Seattle is a hub for both Delta Air Lines and Alaska Airlines. Qantas is partnered with Alaska, which provides Qantas some connectivity from Los Angeles and San Francisco, supplementing American. However, it makes sense for Qantas to focus on American hubs as it expands in the US, particularly given the two partners plan to reapply for anti-trust approval and hope to eventually implement a joint venture covering the Australia-US market.
It would be easier for Delta to make an Australia-Seattle route successful. But this is not a likely scenario and Delta would almost certainly operate from Sydney to Seattle rather than from Brisbane, given that Sydney is a much larger market (for both local traffic and traffic connecting beyond Seattle).
Brisbane-Chicago is a more logical option for Qantas. While Brisbane-Chicago is also a small local market, Chicago is a big American hub. Qantas would therefore be able to offer connections throughout the Midwest and Eastern US. Boston, Miami, Orlando, Washington DC are all among the top 10 US destinations from Brisbane that are not served nonstop.
New York is the largest US destination from Brisbane that is not served nonstop but Qantas will focus on serving the Brisbane-New York market with its own one-stop flight via Los Angeles.
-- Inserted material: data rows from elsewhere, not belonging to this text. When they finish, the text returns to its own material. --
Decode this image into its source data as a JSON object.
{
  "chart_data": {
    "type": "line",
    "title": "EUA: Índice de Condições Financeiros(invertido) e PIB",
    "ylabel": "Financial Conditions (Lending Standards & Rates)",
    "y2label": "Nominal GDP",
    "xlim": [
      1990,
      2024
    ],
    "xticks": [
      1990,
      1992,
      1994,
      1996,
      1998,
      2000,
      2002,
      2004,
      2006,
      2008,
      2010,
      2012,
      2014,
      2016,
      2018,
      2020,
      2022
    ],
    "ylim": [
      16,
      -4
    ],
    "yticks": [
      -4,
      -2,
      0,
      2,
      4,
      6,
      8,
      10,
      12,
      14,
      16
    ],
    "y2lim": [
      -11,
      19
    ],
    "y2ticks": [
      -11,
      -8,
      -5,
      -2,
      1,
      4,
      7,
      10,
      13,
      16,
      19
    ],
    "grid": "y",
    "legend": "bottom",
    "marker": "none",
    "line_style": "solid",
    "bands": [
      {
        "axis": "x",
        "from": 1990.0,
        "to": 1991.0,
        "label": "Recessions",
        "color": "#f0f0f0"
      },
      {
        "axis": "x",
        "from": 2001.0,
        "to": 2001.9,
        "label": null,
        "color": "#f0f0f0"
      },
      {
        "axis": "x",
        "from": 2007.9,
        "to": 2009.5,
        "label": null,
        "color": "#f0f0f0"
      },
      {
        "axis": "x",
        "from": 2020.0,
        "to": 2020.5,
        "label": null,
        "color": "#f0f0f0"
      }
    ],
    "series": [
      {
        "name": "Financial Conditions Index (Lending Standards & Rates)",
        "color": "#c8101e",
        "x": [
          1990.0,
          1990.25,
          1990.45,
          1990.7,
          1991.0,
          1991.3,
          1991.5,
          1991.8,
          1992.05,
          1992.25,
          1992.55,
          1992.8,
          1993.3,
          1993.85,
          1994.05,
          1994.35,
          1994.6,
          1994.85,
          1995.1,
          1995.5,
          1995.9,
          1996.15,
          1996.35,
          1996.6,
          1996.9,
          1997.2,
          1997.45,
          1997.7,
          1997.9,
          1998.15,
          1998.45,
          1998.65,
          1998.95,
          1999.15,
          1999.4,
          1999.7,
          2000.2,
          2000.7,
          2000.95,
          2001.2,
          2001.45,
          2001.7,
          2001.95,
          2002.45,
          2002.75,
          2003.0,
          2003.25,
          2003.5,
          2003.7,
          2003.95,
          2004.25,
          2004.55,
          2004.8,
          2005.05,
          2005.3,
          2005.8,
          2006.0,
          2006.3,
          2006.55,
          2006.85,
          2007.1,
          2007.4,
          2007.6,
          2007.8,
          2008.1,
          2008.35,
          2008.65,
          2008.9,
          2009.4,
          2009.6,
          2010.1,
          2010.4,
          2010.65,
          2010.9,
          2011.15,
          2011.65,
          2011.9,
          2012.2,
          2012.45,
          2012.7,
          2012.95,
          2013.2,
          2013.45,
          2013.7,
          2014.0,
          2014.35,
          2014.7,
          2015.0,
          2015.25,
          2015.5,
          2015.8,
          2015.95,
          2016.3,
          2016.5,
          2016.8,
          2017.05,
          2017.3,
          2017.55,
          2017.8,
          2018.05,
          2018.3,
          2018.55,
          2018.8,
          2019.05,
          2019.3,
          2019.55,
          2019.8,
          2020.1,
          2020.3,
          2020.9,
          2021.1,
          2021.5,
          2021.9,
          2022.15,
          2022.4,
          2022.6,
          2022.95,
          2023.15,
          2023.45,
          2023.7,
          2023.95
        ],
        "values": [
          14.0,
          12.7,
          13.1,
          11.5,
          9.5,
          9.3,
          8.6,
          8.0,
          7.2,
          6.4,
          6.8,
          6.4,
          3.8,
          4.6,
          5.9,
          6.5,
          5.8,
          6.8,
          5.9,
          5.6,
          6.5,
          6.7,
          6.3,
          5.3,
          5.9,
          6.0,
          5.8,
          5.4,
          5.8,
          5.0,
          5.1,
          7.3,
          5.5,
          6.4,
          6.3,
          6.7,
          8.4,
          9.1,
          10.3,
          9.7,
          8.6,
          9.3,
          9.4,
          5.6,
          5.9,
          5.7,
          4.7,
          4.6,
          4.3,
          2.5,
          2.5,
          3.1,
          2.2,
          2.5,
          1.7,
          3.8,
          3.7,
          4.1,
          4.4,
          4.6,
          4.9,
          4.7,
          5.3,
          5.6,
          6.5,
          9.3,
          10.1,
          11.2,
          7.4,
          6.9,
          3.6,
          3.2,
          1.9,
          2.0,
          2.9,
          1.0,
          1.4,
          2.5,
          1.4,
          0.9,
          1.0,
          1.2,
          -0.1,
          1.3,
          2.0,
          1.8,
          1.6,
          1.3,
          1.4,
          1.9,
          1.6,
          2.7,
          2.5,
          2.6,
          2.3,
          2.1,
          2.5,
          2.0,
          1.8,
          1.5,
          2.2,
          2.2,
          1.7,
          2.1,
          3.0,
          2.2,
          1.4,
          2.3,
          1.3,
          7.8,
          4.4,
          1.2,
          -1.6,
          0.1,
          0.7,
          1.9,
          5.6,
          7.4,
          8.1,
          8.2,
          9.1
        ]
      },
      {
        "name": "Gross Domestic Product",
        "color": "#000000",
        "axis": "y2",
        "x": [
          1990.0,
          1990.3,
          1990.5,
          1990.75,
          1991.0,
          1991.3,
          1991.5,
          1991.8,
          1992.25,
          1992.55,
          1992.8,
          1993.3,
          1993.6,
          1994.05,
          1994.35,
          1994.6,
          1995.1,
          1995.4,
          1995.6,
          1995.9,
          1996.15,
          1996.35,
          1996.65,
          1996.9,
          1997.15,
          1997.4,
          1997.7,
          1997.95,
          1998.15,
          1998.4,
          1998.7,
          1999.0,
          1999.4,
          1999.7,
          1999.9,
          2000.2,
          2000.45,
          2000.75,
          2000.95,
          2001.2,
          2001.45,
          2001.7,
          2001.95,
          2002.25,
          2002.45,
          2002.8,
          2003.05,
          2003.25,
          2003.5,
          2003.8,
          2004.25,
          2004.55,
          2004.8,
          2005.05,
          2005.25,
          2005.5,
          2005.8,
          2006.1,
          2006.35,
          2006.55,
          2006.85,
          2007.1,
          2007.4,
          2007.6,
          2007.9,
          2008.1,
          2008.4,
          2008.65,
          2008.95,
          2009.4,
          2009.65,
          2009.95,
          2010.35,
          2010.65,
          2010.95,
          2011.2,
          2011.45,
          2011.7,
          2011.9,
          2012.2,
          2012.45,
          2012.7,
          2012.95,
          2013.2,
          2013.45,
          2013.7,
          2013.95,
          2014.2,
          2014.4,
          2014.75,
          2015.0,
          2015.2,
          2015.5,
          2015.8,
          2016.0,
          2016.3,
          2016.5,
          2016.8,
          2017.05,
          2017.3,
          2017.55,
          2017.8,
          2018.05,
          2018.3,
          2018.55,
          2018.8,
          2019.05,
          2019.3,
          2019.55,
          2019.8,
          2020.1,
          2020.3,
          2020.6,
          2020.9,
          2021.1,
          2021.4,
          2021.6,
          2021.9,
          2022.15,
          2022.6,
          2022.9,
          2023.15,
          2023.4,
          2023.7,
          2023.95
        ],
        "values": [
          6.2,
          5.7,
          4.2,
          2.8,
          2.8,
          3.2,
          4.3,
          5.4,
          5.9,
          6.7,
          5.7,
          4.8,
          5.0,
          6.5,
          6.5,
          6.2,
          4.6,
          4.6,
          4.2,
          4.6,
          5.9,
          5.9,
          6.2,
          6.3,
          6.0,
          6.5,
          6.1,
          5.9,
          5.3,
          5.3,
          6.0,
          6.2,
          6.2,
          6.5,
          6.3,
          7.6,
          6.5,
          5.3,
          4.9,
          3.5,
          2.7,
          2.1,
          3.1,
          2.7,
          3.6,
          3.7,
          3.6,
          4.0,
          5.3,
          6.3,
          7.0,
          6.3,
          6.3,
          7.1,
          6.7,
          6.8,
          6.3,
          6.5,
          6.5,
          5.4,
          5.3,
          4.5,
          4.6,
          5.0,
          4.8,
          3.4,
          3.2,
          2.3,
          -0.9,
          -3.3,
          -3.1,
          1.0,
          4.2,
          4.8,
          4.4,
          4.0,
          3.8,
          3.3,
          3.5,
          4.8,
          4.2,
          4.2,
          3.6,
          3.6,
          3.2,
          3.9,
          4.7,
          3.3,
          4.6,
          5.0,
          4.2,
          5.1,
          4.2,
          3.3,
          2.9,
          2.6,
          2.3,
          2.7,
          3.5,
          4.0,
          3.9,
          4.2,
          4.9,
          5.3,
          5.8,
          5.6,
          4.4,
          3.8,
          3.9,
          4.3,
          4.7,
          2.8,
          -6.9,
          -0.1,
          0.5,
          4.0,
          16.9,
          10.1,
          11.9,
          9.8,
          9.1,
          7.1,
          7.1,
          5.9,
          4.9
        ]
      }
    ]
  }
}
The second and third largest US destinations from Brisbane, that do not currently have a nonstop option, are San Francisco and Las Vegas. Qantas has not been considering a Brisbane-San Francisco service as its preference is to open a new US destination. Therefore, it will continue to offer Brisbane-San Francisco passengers the option of flying via Sydney on Qantas or connecting in Los Angeles to American.
Dallas is the fifth largest US destination from Brisbane that is not served nonstop – it is slightly smaller than Seattle and slightly bigger than Chicago. Dallas would not be a new US destination for Qantas as it is now served from Sydney. Qantas currently operates Sydney-Dallas nonstop in both directions but for three years after the route was launched in 2011 it made a stop in Brisbane in the westbound direction.
Launching Brisbane-Dallas with the last batch of 787s would be sensible although it does not meet Qantas’ objective of adding a new US destination. Dallas would offer better connectivity than Chicago or Seattle. Dallas is American’s largest hub and generally an easier airport to connect in than Chicago O’Hare.
For most destinations in the eastern and central US, Dallas would offer faster total transit times than Chicago from Brisbane. Dallas also offers connections to Latin America which Chicago generally does not offer.
Connectivity should be the main factor in selecting a new US route given that regardless of which US airport Qantas selects a majority of passengers will be connecting. Qantas essentially with this exercise is selecting the connecting airport that is best for Brisbane-US passengers that are not heading to California or New York.
Los Angeles now accounts for over 30% of total Brisbane-continental US traffic. As Qantas is down-gauging Brisbane-Los Angeles (its only existing Brisbane-US route) from 364-seat 747-400s to 236-seat 787-9s, a much larger portion of its Brisbane-Los Angeles traffic will consist of local traffic.
Qantas’ Brisbane-US capacity will increase by 30% as it transitions from one 747-400 flight to two 787-9 flights. It could have opted to increase Brisbane-Los Angeles capacity with a double daily service and continue relying entirely on the Los Angeles hub. By selecting a new destination, Qantas is reducing capacity to Los Angeles by 35%, forcing it to focus the Brisbane-Los Angeles flight on the local market along with New York (using Qantas metal) and connections within the US west coast.
The rest of the US will have to be mainly covered by the new flight. As the rest of the US would not be well served via Seattle, a Brisbane-Seattle route is not a viable option.